Removal of carbonaceous and nitrogenous disinfection by-product precursors in biological activated carbon process of drinking water: Is service life a pivotal factor?

Abstract

Biological activated carbon (BAC) process is commonly used for drinking water treatment. Granular activated carbon (GAC) serving as the initial filter media can be converted to BAC with biofilm development during extending service life. Consequently, GAC/BAC effectiveness for disinfection by-product (DBP) precursors removal varies over service life. Effluents of full-scale ozonation and BACs operated for 1–3 months (1-month GAC), 4–6 months (4-month BAC), and about 7 years (7-year BAC) were analyzed.

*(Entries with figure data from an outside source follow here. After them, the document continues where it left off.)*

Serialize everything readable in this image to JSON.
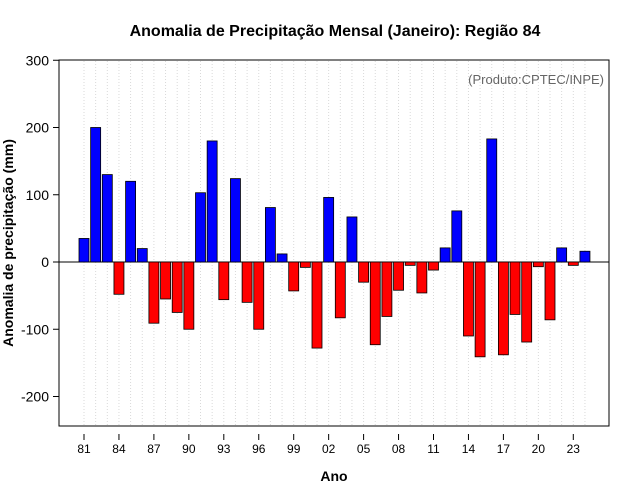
{
  "chart_data": {
    "type": "bar",
    "title": "Anomalia de Precipitação Mensal (Janeiro): Região 84",
    "xlabel": "Ano",
    "ylabel": "Anomalia de precipitação (mm)",
    "credit": "(Produto:CPTEC/INPE)",
    "ylim": [
      -240,
      300
    ],
    "yticks": [
      300,
      200,
      100,
      0,
      -100,
      -200
    ],
    "years": [
      "81",
      "82",
      "83",
      "84",
      "85",
      "86",
      "87",
      "88",
      "89",
      "90",
      "91",
      "92",
      "93",
      "94",
      "95",
      "96",
      "97",
      "98",
      "99",
      "00",
      "01",
      "02",
      "03",
      "04",
      "05",
      "06",
      "07",
      "08",
      "09",
      "10",
      "11",
      "12",
      "13",
      "14",
      "15",
      "16",
      "17",
      "18",
      "19",
      "20",
      "21",
      "22",
      "23",
      "24"
    ],
    "xtick_labels": [
      "81",
      "84",
      "87",
      "90",
      "93",
      "96",
      "99",
      "02",
      "05",
      "08",
      "11",
      "14",
      "17",
      "20",
      "23"
    ],
    "values": [
      35,
      200,
      130,
      -48,
      120,
      20,
      -91,
      -55,
      -75,
      -100,
      103,
      180,
      -56,
      124,
      -60,
      -100,
      81,
      12,
      -43,
      -8,
      -128,
      96,
      -83,
      67,
      -30,
      -123,
      -81,
      -42,
      -5,
      -46,
      -12,
      21,
      76,
      -110,
      -141,
      183,
      -138,
      -78,
      -119,
      -7,
      -86,
      21,
      -5,
      16
    ],
    "colors": {
      "positive": "#0000ff",
      "negative": "#ff0000",
      "grid": "#d9d9d9",
      "axis": "#000000"
    }
  }
}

All BACs were efficient in fluorescence components removal, with decreasing efficiency in the order of 1-month GAC > 4-month BAC > 7-year BAC. Accordingly, reduction ratios of total DBPs concentration formed in post-chlorination dropped from 39% to 21% and 8% by BACs with different ages. Due to varied toxic potencies of DBPs, toxicities reduction was not completely related to DBPs concentration reduction. Haloacetonitriles (HANs) group accounted for small proportion of DBPs concentration but drove both of cytotoxicity and genotoxicity. Hence, the precursor removals of carbonaceous (C-) DBPs and nitrogenous (N-) DBPs were further compared in detail. 1-month GAC exhibited relatively higher effectiveness for protein-like components removal than humic-like component removal, for HANs formation reduction than trihalomethanes (THMs) formation reduction, and for HANs cytotoxicity reduction than THMs cytotoxicity reduction. A similar pattern was observed for 4-month BAC, while 7-year BAC exhibited the opposite pattern. Given the complexity of real water, this full-scale study provides valuable insights into the differences in precursor removals of C-DBPs and N-DBPs by BACs with different ages, which is critical for advancing our understanding of BAC process.